Discussion
In this study, we developed a strategy to incorporate machine learning into predicting real-world time-on-treatment curves. To this end, we generalized the problem into predicting expected future time on treatment and then stratified the distribution of the predicted time. We showed strong performance of this approach in predicting rwTTD across a variety of influencing factors using simulated data. We showed its flexibility to be applied to any machine learning base classifiers. We then showed its robustness when trained and tested on different populations. Lastly, we demonstrated its robust performance using real world lung cancer and head and neck cancer data treated with pembrolizumab.
Although rwTTD is a critical metric in monitoring the efficacy of a treatment in the real world patient populations, no study has yet attempted to establish machine learning models to predict rwTTD. The key obstacle is that rather than predicting individual scores, we are required to predict a curve. This notion and strategy is new, and will spur the field of curve prediction in many other research fields. Of note, we demonstrated that the aggregation of individuals does not reflect the overall profile of the population, which is an important rationale behind the approach we presented in this study.

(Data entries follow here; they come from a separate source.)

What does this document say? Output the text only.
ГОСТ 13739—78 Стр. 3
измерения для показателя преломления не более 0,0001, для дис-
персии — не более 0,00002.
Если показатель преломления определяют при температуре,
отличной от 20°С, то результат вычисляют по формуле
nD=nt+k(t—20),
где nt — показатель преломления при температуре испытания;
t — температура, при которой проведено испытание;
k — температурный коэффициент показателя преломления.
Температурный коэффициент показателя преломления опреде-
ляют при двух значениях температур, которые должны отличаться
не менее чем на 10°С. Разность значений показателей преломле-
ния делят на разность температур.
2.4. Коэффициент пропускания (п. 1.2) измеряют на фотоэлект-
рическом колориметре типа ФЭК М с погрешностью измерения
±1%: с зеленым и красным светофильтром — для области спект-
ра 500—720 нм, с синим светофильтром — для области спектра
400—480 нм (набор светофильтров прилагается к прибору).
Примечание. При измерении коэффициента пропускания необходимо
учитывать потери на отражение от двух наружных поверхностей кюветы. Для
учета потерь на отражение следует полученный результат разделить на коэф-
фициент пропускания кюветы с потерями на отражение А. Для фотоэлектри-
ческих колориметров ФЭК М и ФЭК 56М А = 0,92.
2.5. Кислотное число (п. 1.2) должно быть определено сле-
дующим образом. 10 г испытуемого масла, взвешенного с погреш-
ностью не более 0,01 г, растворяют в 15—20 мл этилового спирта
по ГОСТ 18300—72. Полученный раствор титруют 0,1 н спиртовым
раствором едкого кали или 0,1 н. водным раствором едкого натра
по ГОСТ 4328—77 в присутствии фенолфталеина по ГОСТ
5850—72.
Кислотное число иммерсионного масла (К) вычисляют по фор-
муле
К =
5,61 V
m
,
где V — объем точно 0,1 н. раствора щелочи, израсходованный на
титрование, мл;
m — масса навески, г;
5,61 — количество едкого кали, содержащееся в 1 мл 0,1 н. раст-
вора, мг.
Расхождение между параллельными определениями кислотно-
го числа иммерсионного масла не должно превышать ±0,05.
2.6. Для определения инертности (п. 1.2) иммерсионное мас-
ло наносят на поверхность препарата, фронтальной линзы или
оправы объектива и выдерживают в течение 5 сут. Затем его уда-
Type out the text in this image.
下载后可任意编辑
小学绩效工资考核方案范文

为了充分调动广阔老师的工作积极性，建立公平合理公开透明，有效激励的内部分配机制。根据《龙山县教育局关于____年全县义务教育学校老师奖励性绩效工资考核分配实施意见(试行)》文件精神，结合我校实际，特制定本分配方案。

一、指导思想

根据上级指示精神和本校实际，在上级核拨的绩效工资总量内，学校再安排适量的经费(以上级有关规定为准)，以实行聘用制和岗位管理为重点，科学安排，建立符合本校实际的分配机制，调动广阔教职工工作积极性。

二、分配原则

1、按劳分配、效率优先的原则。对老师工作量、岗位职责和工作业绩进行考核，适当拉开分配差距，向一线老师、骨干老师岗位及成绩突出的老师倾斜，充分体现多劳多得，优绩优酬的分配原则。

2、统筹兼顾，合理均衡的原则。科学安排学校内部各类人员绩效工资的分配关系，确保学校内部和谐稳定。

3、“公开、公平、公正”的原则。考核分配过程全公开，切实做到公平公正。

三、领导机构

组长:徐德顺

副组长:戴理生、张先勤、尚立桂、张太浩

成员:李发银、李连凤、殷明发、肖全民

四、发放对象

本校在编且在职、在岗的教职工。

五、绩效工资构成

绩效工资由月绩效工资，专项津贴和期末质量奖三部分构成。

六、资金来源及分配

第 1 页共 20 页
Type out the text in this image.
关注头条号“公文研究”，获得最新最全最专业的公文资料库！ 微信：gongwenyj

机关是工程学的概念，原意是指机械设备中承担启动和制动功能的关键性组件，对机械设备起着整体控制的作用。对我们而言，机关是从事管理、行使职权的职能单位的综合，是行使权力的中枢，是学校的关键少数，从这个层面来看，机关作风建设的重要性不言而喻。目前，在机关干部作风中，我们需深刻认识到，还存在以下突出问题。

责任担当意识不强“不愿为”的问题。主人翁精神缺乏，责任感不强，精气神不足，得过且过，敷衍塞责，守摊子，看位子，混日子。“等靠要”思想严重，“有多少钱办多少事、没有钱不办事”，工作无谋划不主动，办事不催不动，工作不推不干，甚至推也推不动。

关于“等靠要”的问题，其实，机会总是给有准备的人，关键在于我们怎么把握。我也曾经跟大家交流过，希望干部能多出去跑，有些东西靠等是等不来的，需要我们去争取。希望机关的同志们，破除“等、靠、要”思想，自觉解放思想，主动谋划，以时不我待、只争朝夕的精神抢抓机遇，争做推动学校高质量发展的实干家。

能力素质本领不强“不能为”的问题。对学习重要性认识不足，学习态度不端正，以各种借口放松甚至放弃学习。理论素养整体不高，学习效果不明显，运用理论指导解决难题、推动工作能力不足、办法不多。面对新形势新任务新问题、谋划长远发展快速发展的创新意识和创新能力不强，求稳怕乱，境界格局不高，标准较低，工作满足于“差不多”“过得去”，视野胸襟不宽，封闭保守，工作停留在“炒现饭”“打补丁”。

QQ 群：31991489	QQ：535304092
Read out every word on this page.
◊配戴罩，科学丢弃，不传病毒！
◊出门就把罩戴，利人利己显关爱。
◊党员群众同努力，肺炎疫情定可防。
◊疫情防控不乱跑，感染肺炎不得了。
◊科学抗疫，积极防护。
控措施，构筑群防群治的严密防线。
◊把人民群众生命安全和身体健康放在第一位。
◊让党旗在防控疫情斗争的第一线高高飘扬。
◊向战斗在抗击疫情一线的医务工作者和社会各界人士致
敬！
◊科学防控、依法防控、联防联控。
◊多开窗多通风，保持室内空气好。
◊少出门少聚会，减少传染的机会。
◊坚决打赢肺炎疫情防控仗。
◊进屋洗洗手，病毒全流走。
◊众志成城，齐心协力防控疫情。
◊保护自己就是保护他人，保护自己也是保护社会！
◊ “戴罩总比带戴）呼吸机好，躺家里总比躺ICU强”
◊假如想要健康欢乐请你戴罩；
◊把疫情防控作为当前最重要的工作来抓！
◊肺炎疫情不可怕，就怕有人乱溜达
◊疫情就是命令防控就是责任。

This study opens the possibility of many follow-up directions. For example, can such models be applied to clinical trial data, and using the generated model to predict real-world populations? Can models be well generalized from one demographic group to another? While we touched these aspects using simulated data and real world pembrolizumab data, it will be of interest to test in other diseases and drugs as well. How does the interpolation function affect the performance of the model? How do other base learners such as deep learning, Gaussian Progress Regression work with this model? Our approach allows incorporation of any supervised base learner which can be tested in future studies concerning other diseases and therapeutics. Finally, this study opens the possibility of population-wise predictions, which is distinguished from individual-wise prediction. This will have enormous applications in the future in all research areas whose current focus is on individual predictions.